A new DNA test, developed by researchers at the Garvan Institute of Medical Research in Sydney and collaborators from Australia, UK and Israel, has been shown to identify a range of hard-to-diagnose neurological and neuromuscular genetic diseases quicker and more-accurately than existing tests.
Dr. Ira Deveson, Head of Genomics Technologies at the Garvan Institute and senior author of the study said:
We correctly diagnosed all patients with conditions that were already known, including Huntington’s disease, fragile X syndrome, hereditary cerebellar ataxias, myotonic dystrophies, myoclonic epilepsies, motor neuron disease, and more.
The diseases covered by the test belong to a class of over 50 diseases caused by unusually-long repetitive DNA sequences in a person’s genes – known as ‘Short Tandem Repeat (STR) expansion disorders’.
Dr. Deveson added:
They are often difficult to diagnose due to the complex symptoms that patients present with, the challenging nature of these repetitive sequences, and THE limitations of existing genetic testing methods.
The study, published today in Science Advances, shows that the test is accurate, and allows the team to begin validations to make the test available in pathology services around the world. Quicker, more-accurate diagnosis for patients avoids ‘diagnostic odyssey’.
Dr. Kishore Kumar, a visiting scientist said:
This new test will completely revolutionise how we diagnose these diseases, since we can now test for all the disorders at once with a single DNA test and give a clear genetic diagnosis, helping patients avoid years of unnecessary muscle or nerve biopsies for diseases they don’t have or risky treatments that suppress their immune system.
Although repeat expansion disorders cannot be cured, a quicker diagnosis can help doctors identify and treat disease complications earlier, such as heart issues associated with Friedreich’s ataxia.
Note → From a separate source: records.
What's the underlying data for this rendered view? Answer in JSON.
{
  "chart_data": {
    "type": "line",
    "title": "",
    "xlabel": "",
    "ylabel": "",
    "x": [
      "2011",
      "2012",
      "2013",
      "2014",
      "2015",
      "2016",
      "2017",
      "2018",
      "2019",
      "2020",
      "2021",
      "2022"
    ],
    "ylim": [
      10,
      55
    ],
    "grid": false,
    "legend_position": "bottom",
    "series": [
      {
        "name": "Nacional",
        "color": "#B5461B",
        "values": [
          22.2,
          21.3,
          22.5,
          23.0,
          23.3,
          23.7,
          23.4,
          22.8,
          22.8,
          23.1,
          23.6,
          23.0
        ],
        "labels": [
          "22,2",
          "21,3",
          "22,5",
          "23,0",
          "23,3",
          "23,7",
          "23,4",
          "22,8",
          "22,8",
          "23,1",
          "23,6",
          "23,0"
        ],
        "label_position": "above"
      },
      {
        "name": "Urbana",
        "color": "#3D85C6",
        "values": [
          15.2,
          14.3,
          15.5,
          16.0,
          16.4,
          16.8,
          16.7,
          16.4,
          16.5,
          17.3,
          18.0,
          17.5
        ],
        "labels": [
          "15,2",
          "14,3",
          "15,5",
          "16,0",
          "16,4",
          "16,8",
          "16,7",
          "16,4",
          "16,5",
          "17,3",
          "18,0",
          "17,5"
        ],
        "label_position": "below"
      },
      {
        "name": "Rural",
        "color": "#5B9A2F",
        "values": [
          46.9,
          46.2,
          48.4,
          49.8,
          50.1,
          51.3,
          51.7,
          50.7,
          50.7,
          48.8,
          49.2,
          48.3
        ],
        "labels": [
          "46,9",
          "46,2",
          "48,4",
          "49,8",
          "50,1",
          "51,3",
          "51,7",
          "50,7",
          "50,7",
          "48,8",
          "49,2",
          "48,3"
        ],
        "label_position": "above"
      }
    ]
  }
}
Dr. Ira Deveson commented:
In the one test, we can search for every known disease-causing repeat expansion sequence, and potentially discover novel sequences likely to be involved in diseases that have not yet been described. Using a single DNA sample, usually extracted from blood, the test works by scanning a patient’s genome using a technology called Nanopore sequencing.
The Nanopore technology used in the test is smaller and cheaper than standard tests, which the team hopes will smooth its uptake into pathology labs. The team expects to see their new technology used in diagnostic practice within the next two to five years. One of the key steps towards that goal is to gain appropriate clinical accreditation for the method.